After decades of decline, knitting and crocheting is enjoying a revival in popularity as the internet has made it easier to share patterns and connect with others worldwide who are passionate about making items by hand and crafts in general. Yarn and craft shops are rebounding as sources for material and interactive ideas for new projects.  

In case you were wondering, knitting and crocheting are vastly different activities. Knitting uses a pair of long needles to form loops, moving a set of loops back and forth from one needle to another while the stitches are held firm on the needle. Crocheting is a bit simpler, using a single hook to hook yarn loops together directly, making crocheting a great deal easier to perform than knitting.  

Olsen herself became interested in knitting and crocheting after attending a beginner’s class at Rosemary’s Yarn Shop in Windham a few years ago.

“Knitting and crocheting is sort of an underground activity, she said. “Many people first hear about it through word of mouth. I tried it and was hooked.
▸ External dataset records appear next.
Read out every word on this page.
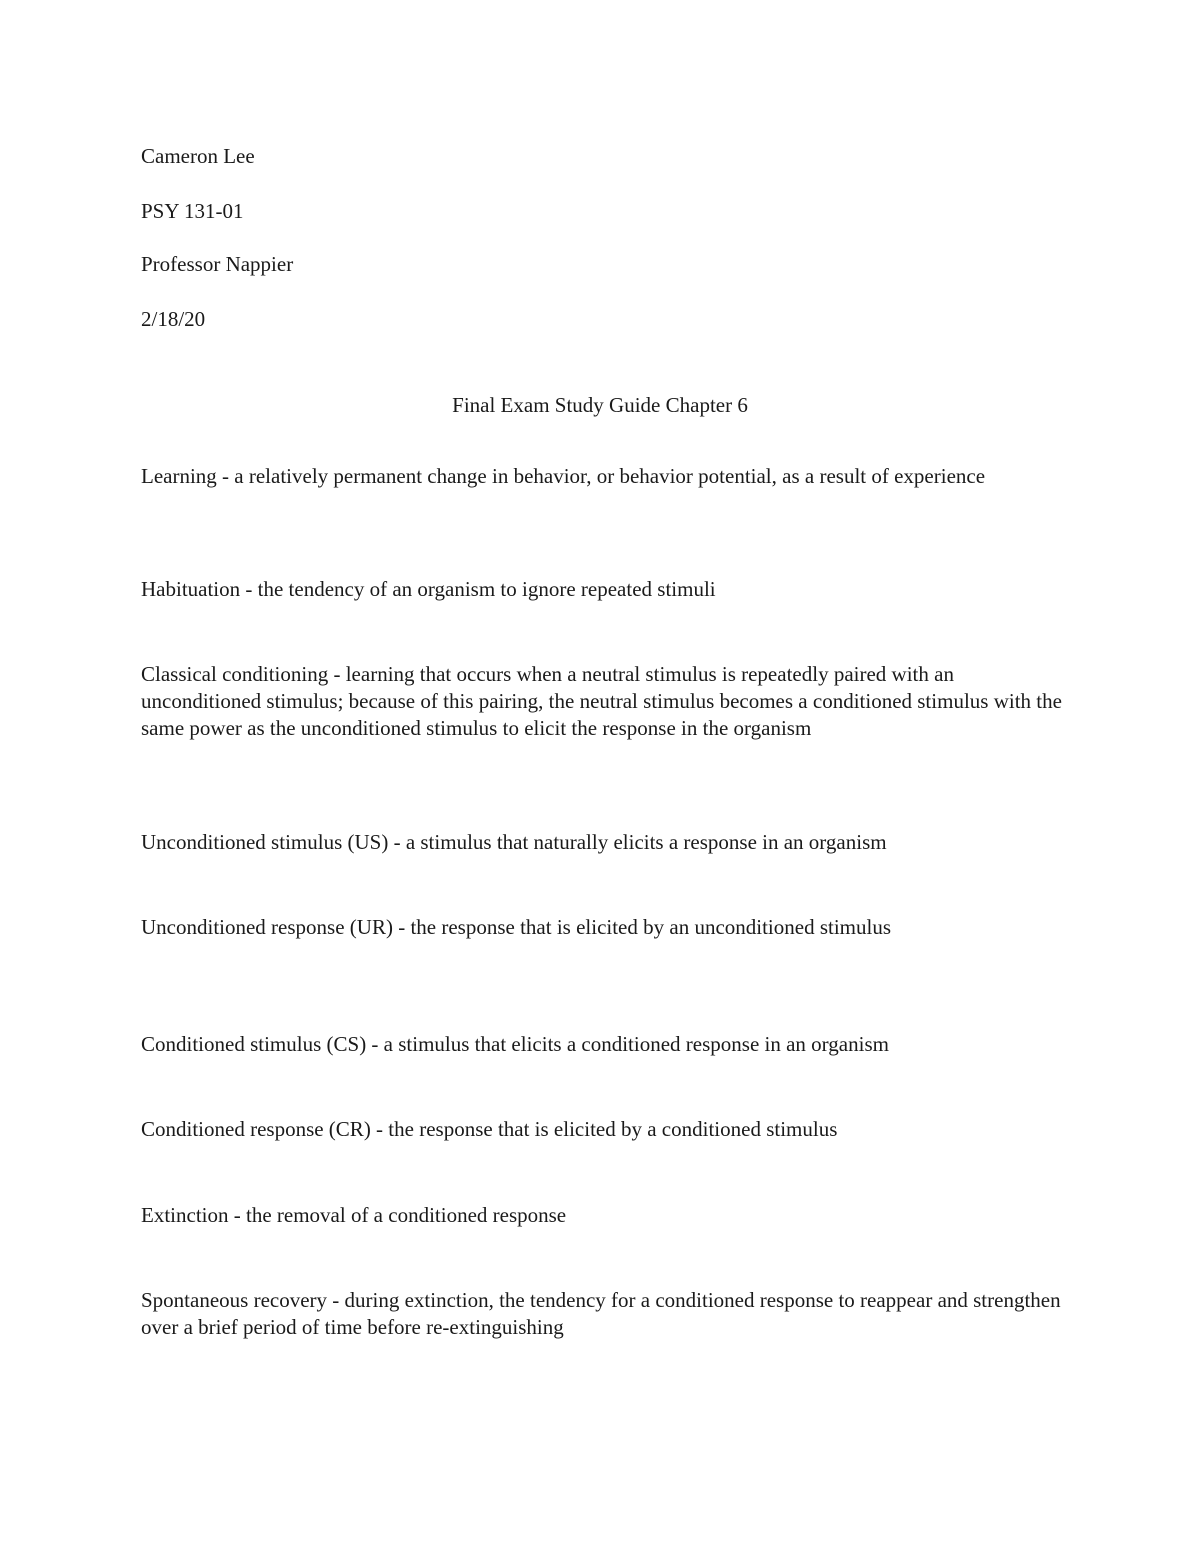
Cameron Lee
PSY 131-01
Professor Nappier
2/18/20
Final Exam Study Guide Chapter 6
Learning - a relatively permanent change in behavior, or behavior potential, as a result of experience
Habituation - the tendency of an organism to ignore repeated stimuli
Classical conditioning - learning that occurs when a neutral stimulus is repeatedly paired with an unconditioned stimulus; because of this pairing, the neutral stimulus becomes a conditioned stimulus with the same power as the unconditioned stimulus to elicit the response in the organism
Unconditioned stimulus (US) - a stimulus that naturally elicits a response in an organism
Unconditioned response (UR) - the response that is elicited by an unconditioned stimulus
Conditioned stimulus (CS) - a stimulus that elicits a conditioned response in an organism
Conditioned response (CR) - the response that is elicited by a conditioned stimulus
Extinction - the removal of a conditioned response
Spontaneous recovery - during extinction, the tendency for a conditioned response to reappear and strengthen over a brief period of time before re-extinguishing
It’s a great pursuit.”

Last year club members made several hats and gave them to the Seafarer’s Mission, which were then distributed to sailors from all over the world, who come to Portland or other ports along the coast of Maine.

“This year an idea was presented from a member of our group, Sarah Allen, who told us about her friend, a teacher in Norway, who said that children were coming to school last fall without hats and mittens.

“We realized that this probably happens a lot in our communities,” Olsen said. “We checked with the Raymond Elementary School and they were delighted to have us make hats and mittens for the young school children.”

Last week the club presented the school with 25 sets of hats and mittens for students with most made from donated yarn.

“On average it takes about an hour to make a hat,” Olsen said. “It runs about an hour to make a pair of mittens.” 

She said club members were happy to work on such a meaningful project and see their handiwork be used to keep children warm.

“Everyone who worked on these hats and mittens had fun doing it and we’re pleased they will be used by the children,” Olsen said.

Raymond Elementary School Principal Beth Peavey said that the school is appreciative of the donation.

It's heartwarming to have a thoughtful community organization such as the Raymond Community Knitting and Crocheting Club donate 25 handmade hats and mittens,” Peavey said. “Each student who has picked out a hat or mitten walks out of the office with a big smile and is ready to brave the winter air. We are so thankful and grateful for the generous donation.”